Monday, September 12, 2011

All social restraint is abandoned, said Steve, as he toppled into the barrel of Pinot Noir

It is my wont, in these balmy days of leisure and lunacy between the late terror of vintage and the approaching monotony of pruning, to take in the odd consumer (sic) wine tasting. Now those of you who have been party to such rituals will understand that my use of the word "odd" is a pejorative of the mildest kind and any observations here are certainly not necessarily directed at you.
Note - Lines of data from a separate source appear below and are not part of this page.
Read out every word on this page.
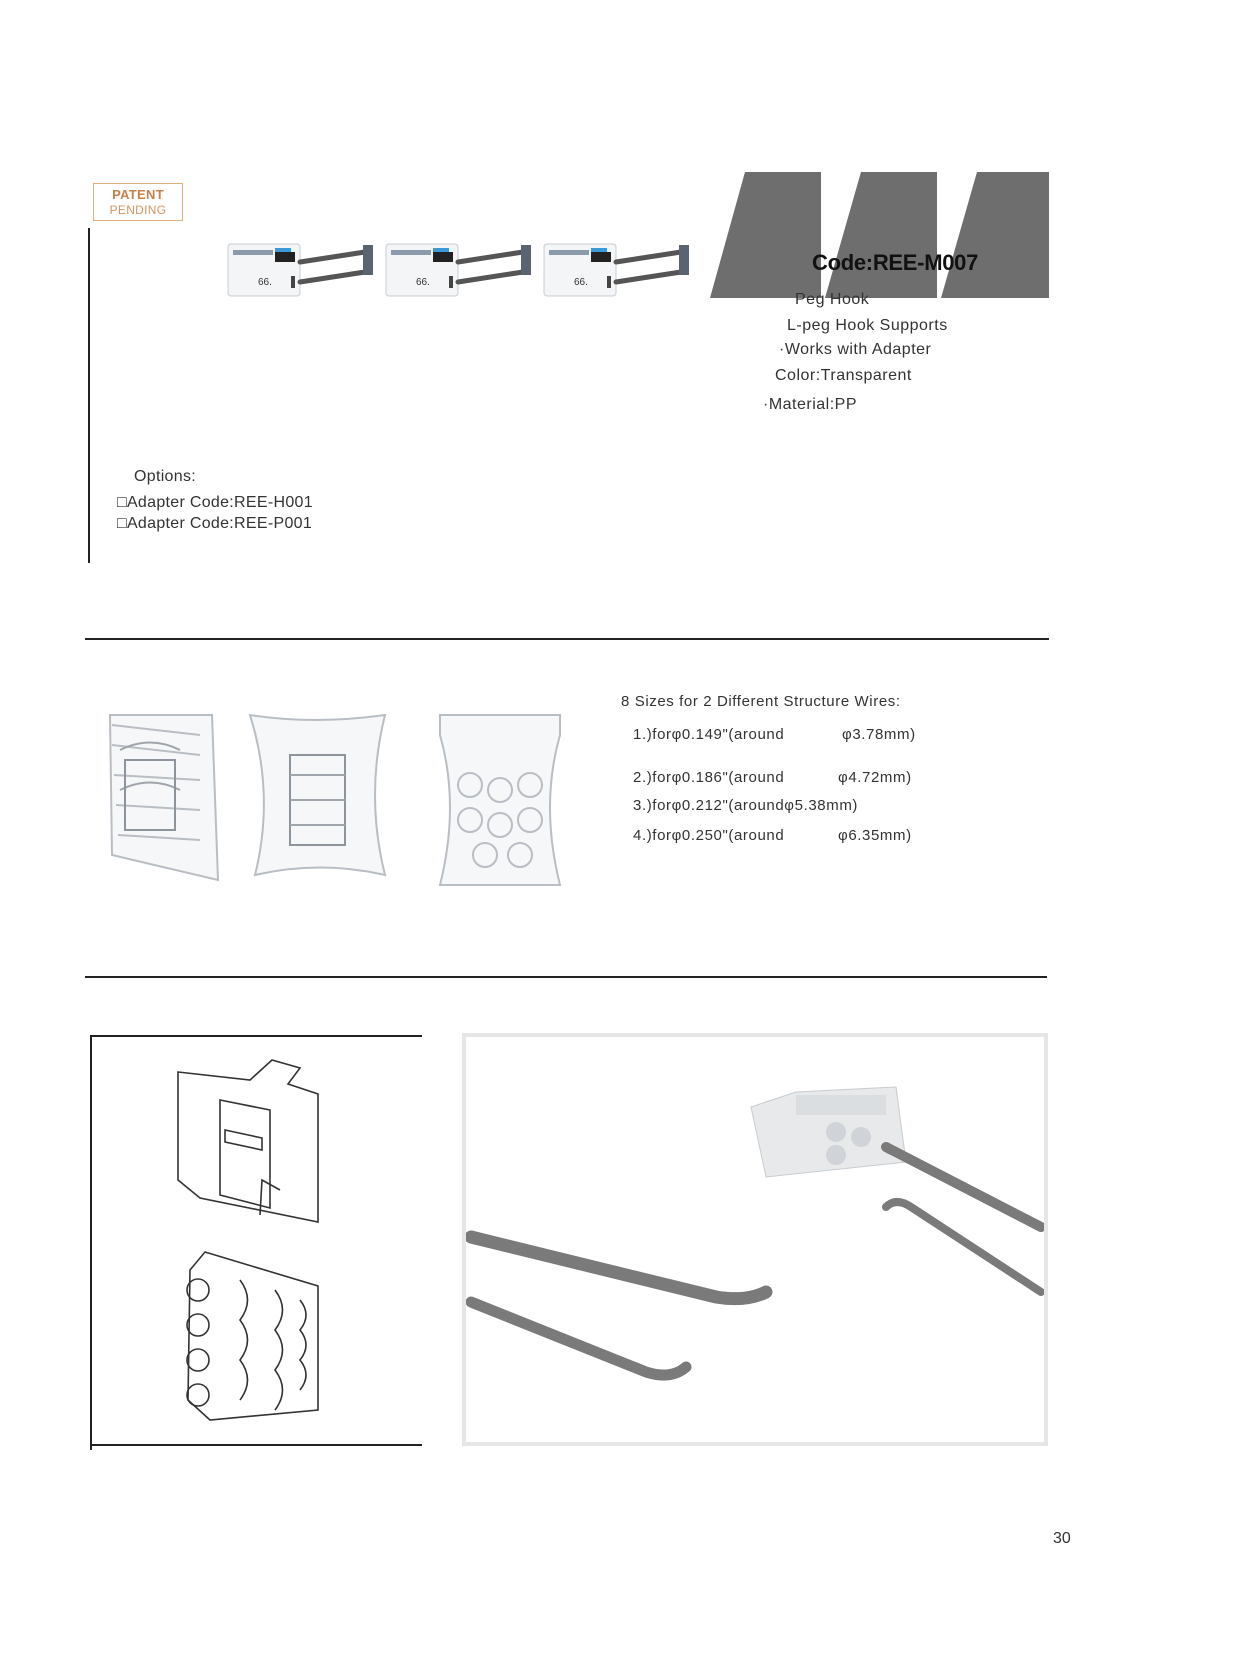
PATENT
PENDING
66.	66.	66.
Code:REE-M007
Peg Hook
L-peg Hook Supports
·Works with Adapter
Color:Transparent
·Material:PP
Options:
□Adapter Code:REE-H001
□Adapter Code:REE-P001
8 Sizes for 2 Different Structure Wires:
1.)forφ0.149"(around	φ3.78mm)
2.)forφ0.186"(around	φ4.72mm)
3.)forφ0.212"(aroundφ5.38mm)
4.)forφ0.250"(around	φ6.35mm)
30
After all, you do know there is a difference between a spittoon and a water jug and after the final swig, what IS normal about a wine tasting?

When you think about it, the very concept is a slight-of-hand given that your fellow tasters spend not a little time judging you on your ability to spit the stuff out. And what meets their judgmental eyes? Not for you the pathetic open-mouthed forward arching dribble over the impossibly narrow antique silver goblet (improbably imitating a real spittoon), no, not for you. Yours is a purposeful venerated jet which fires cleanly and precisely from your delicately pursed lips into the very middle of that narrow impossibility every, single, time.

The ease with which this is accomplished says more about you as a worthwhile human being than it could ever possibly say about the quality of the wine under examination. Not that there is any sort of public acclamation with each successful execution of such a feat. No, all you're likely to sense from your fellow tasters, is a slight elevation in the angle of an occasional dandruff dusted eyebrow, or, if you are really lucky, the ever so slight flash of a gold tooth as their unforgiving lips reluctantly part.

However, to every down side there is an upside, or as they say in the classics, you can lead a journalist to a cliche, but you can't make it think.  The upside is that, with each splash free spit, you will feel a palpable sigh of relief amongst the anxious kitchen staff arranged white and black in battalions along the linen encrusted walls of the executive room of the Nobs- Rest Motel B.Y.O. Brasserie.

But to the tasting proper. If it's a mass event with a discrete number of wines in a specified order of tasting within a pre-determined time, the early progress will be genteel and ordered; a studied glimpse at the tasting guide, a measured swirl of each wine, a short sharp inhalation of the bouquet on offer followed by a gargle of the stuff itself. A cryptic annotation to the "official" notes is the final ritual step. You know the sort of thing. Scratch out "complex" and insert "oxidised"; substitute "honeydew" for "smoked oysters"...ignore "finesse" and pass the bottle.

Actually, the Riesling type styles appearing as they do early in the proceedings, often receive an inordinate amount of time and consideration. Is there the whiff of apricot betraying a battle with Botrytis; do the aromatics lean more or less toward the lime or the citrus realm of things; is there enough weight and zing in the palate to balance the complex aromas which greet your first sniff?  Yes, early on each taster gives their all and, with the exception of the badly suited gent upstage right of the fortified section, the Irish linen embroidered table cloth beneath each spittoon remains, for a time at least, pristine. (Apparently, St Vincent de Tokay somehow has no need for a spittoon).

And yet, as Ethyl begins her magic, things are about to change. There's still some control come Chardonnay time, even enough leeway in the light reds to excuse the occasional accidental splash leaping out of the rapidly filling silverware, but by the turn of the full-bodied Cabernet based reds, all pretence is out the window. Time is running out, the well-dressed jostle for position, and the effects of earlier indiscretions are now in full view.

The Irish linen is developing indigestion, while the remaining bread sticks and chunks of cheese lose identity in a sea of random red wine. The tipping point in such social occasions is when St. Vincent de Tokay is discourteously forced downstage left where he contents himself with the contents of the remnants of the Riesling table. A full scale attack on the fortifieds is about to begin. By now, not one taster knows the whereabouts of, or has even the vaguest need for the spittoon. It, like the previously starched-white linen supporting it may as well be in Ireland.

As the tasting enters the straight, all social restraint is abandoned. As Muscat after Tokay after botrytised Semillon barely touches the palate on the way down to a fate worse than dearth, the minutes flash by. Yes friends, it's value for money time. The Plimsoll line, lately representing the absolute maximum poured into each glass is subject to permanent inundation. The tasting guide mutates into a latter day shopping trolley used as it is to swat competitors aside while maintaining a bee-line to the next sticky. All pretence of order and sobriety is well and truly down the proverbial. That's what St Vincent and the Irish in me really likes about choreographed wine tastings. In the end they are great social levellers which teach us all to be more tolerant of those more fortified than ourselves.